"You don’t see a lot of candidates for governor out here, much less one willing to climb a 26-storey ladder," said the voiceover of the promotional video.
Grisham was subsequently elected in the midterm elections in November, and will take office in January along with a slew of other candidates across the US who advocated for clean energy.
But the outcome of the midterm elections, when hundreds of new and re-elected politicians were committed to 100% clean energy, was hardly the seismic shift that some have claimed.
However, it is undoubtedly an acceleration of the existing move towards greenhouse gas reduction in the absence of federal action.
The trend of utilities steadily buying more clean energy, had been under way for years, sometimes because of state requirements or because renewables are cost-effective and available, noted Frank Maisano, an energy policy strategist at the Bracewell law firm in Washington DC.
In many of the state and local elections, in which the League of Conservation Voters lists 100% renewable clean winning politicians, proponents will still face a robust opposition, even if it is dwindling in the longer term.
They will also have to contend with constraints in transmission and other logistics. "Some of them don’t understand the challenges and pushback," said Maisano.
There were at least five winners — all Democratic Party members — in state governor elections who made decarbonisation a central theme, said Stephen Munro, a policy analyst at BloombergNEF (BNEF).
The states — Oregon, Wisconsin, Connecticut, Colorado and Illinois — may become part of a shift in policy in specific regions.
Other new governors can be expected to seek more aggressive renewable portfolio standards in their states, including Maine, Nevada, and Grisham in New Mexico.
But in contrast, a carbon tax initiative in Washington state failed for the second time.
Arizona voters also decisively rejected a ballot question to raise their state’s renewable energy mandate to 50%, despite strong financial backing for the measure from Californian billionaire and climate activist Tom Steyer.

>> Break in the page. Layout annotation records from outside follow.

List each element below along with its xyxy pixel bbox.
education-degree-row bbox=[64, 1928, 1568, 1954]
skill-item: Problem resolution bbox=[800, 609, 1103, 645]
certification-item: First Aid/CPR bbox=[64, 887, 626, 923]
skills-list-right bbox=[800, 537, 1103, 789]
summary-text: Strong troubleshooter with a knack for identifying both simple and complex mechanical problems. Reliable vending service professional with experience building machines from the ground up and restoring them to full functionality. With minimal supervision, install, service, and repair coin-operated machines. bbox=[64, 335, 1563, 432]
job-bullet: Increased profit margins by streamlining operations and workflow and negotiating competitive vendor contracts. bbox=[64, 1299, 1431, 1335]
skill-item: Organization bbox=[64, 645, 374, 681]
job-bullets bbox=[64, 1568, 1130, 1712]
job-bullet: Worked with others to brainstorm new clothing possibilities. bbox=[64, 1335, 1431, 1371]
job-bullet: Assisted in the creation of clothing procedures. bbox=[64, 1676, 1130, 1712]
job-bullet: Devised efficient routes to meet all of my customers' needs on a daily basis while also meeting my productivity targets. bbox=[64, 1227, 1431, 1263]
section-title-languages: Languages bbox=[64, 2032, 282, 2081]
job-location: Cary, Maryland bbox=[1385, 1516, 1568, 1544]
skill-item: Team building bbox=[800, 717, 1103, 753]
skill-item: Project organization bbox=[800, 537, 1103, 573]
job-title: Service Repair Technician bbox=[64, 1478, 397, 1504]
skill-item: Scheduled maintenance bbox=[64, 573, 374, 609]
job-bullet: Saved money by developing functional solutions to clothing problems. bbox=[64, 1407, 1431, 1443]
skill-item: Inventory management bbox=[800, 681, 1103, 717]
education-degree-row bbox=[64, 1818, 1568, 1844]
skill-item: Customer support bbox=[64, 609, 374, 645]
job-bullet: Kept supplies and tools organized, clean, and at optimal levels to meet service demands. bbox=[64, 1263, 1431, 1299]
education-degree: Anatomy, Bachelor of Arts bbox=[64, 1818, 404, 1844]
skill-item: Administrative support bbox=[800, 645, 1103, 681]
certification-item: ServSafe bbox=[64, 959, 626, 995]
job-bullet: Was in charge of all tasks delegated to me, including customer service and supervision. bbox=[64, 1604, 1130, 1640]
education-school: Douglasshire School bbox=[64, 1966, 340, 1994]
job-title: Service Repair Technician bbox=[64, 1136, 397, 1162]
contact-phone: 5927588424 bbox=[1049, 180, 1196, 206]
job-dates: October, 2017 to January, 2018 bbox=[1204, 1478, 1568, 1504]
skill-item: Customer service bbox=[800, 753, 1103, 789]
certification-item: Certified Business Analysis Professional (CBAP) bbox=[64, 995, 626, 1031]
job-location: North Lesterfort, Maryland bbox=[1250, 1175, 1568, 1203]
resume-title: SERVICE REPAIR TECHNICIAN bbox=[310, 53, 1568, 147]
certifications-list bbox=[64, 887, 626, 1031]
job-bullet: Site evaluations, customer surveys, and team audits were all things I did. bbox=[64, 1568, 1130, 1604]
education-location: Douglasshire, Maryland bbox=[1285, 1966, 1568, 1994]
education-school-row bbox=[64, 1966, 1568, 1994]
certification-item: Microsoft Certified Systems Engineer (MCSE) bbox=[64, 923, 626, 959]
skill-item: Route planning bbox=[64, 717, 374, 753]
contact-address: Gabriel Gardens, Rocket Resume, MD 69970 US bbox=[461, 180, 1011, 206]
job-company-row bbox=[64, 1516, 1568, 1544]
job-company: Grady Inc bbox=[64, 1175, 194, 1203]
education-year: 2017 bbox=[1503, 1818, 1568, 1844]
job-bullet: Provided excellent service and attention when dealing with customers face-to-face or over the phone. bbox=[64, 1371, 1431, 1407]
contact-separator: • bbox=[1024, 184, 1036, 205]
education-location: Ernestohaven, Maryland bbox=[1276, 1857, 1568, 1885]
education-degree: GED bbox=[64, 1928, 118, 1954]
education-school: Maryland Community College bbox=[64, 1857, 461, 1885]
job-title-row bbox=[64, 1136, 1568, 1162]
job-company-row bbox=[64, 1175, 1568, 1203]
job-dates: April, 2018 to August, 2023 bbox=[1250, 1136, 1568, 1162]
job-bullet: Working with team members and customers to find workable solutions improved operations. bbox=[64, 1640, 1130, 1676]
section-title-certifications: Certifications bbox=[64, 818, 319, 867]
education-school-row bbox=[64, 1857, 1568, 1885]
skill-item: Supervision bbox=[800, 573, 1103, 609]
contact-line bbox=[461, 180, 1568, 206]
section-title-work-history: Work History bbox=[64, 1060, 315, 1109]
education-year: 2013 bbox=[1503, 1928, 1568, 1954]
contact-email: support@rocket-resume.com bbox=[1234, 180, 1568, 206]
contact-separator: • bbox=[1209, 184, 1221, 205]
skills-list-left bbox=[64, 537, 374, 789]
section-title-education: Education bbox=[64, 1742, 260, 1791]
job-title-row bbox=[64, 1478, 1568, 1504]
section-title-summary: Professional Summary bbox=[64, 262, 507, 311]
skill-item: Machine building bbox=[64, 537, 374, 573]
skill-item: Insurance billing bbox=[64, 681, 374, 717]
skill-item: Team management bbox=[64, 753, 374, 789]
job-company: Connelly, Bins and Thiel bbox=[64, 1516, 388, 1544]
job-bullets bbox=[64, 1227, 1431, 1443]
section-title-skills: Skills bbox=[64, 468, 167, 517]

And although Nevada voters approved a constitutional amendment for 50% renewable energy by 2030, the measure must be passed a second time, and the voters refused to open their power market to competition.
"That gives the state’s dominant utility continued control over the power mix and blocks wind and solar developers from market access," said Munro.
He added BNEF had not changed its forecasts for new US renewables capacity following the elections.
State of the nation
Nationally, Democrats retook the House of Representatives.
"With their majority, the Democrats will bring opposition party tactics to bear against President Trump’s climate and clean energy policies," said Munro.
In Congress, Democrats may dilute or block Trump’s still-pending proposal to give coal and nuclear priority in the generation-dispatch queue.
Indeed, some incoming Democrats are pushing for a ‘Green New Deal’ to move the country towards clean energy.
The original New Deal, in the post-Depression era, consisted of projects and programmes designed to spur recovery.
But don’t expect the Democrats to be strong enough to turn back Trump’s withdrawal of the US from the 2015 Paris climate accord or his imposition of import duties on wind and solar equipment — as well as on steel — from China and elsewhere.
The expiration of the Production and Investment Tax Credits, legislated by Congress, will almost certainly remain intact as well.